К тому переломному моменту в моей жизни, на заре тинейджерства, я являла собой продукт шестилетнего обучения выездке от типичного немецкого инструктора 70-х. Два моих самых ярких воспоминания об обучении: стойла, часто более чем с футом стоптанной соломы и навоза, откуда мы, как студенты, выводили своих поседланных и ждущих лошадей для каждого урока; и волдыри на пальцах, с которыми я приходила домой (несмотря на перчатки!), которые появлялись от «плотного» контакта с поводом.
И теперь эта бедная, несчастная кобылка квотерхорса стала жертвой всего моего огромного знания, тренинга и опыта. К счастью, она была достаточно крепка не только чтобы пережить такой опыт, но и практически в одиночку изменить лошадиный мир в процессе.
Моя новая любовь Бонни, самая нечесаная среди всех жеребят во владении, была «спасена» путем выкупа у предыдущего владельца, которая держал ее взаперти в деннике пока ей не исполнилось несколько месяцев. Целая история была как трое человек физически еле вытащили ее на свет, с навозной подстилки толщиной в несколько футов. Когда я встретила ее, она жила на старомодной ферме, где лошади могли ходить табуном большую часть времени, разлучаемые только на ночь в свои отдельные левады или денники. У Бонни был собственный паддок и открытая конюшня, и меня немного коробило что я выбрала для себя кобылку, настолько глупую, что она не хотела заходить внутрь на ночь, даже несмотря на дождь. Я дошла до того что даже предложила хозяину фермы закрывать дверь конюшни на ночь, для блага Бонни. К счастью для нее, у той конюшни не было двери, и владелец конюшни лишь пожал плечами на мое предложение.

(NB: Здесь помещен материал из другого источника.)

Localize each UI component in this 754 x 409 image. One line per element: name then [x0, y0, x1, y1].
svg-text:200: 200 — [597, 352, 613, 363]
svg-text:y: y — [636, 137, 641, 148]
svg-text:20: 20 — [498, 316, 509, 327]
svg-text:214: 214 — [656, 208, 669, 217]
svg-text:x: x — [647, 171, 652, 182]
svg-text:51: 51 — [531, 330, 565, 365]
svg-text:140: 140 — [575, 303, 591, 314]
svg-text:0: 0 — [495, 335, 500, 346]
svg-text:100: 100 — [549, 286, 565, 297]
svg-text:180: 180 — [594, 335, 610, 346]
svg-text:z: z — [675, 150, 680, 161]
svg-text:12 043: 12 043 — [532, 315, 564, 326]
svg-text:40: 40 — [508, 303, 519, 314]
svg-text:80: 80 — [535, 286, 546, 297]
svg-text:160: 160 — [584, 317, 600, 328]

Пролетели следующие год или два, летом ей исполнилось три года, и к нам приехал «заезжатель лошадей» на несколько дней, чтобы поставить Бонни под седло, и найти наконец-то настоящее применение трензельной уздечке и английскому седлу, с которыми я уже познакомила кобылу. Было типичное задирание головы и уход от повода, а так же попытки снять всадника об дерево или забор. Но все выжили в процессе перехода Бонни от жеребенка в верховую лошадь, а далее были, как я раньше думала, беззаботные годы.
В ретроспективе, я бы лучше назвала это годами забытья. Но для меня прежней все было в ажуре, насколько я могла судить. Я стала тинейджером, но не перестала быть помешанной на лошадях. Бонни выросла в солидную лошадь для трейла, которой все было легко; помимо этого, она была моим лучшим другом, моим советником, надеждой и опорой. Мы отправлялись на многочасовые верховые прогулки после школы, и те годы были всем, о чем только могла мечтать девочка, помешанная на лошадях. Бонни была типичным квотером, который мог разогнаться с нуля до сотки за три шага, а я была тинейджером, любящим скорость. Поэтому у нас было много волнующих, стелящихся скачек по гравийным дорогам и утоптанным тропам, с редкими перерывами на городские шоу или парады.
Мы много играли в бочке, задолго до того как кто-то объявил “natural horsemansip” брендом. Мне часто бывало слишком лениво использовать седло.
Более декады счастливых верховых прогулок, участия в маленьких городских парадах и случайных шоу, редкий уик-энд вне участия в спортивных соревнованиях.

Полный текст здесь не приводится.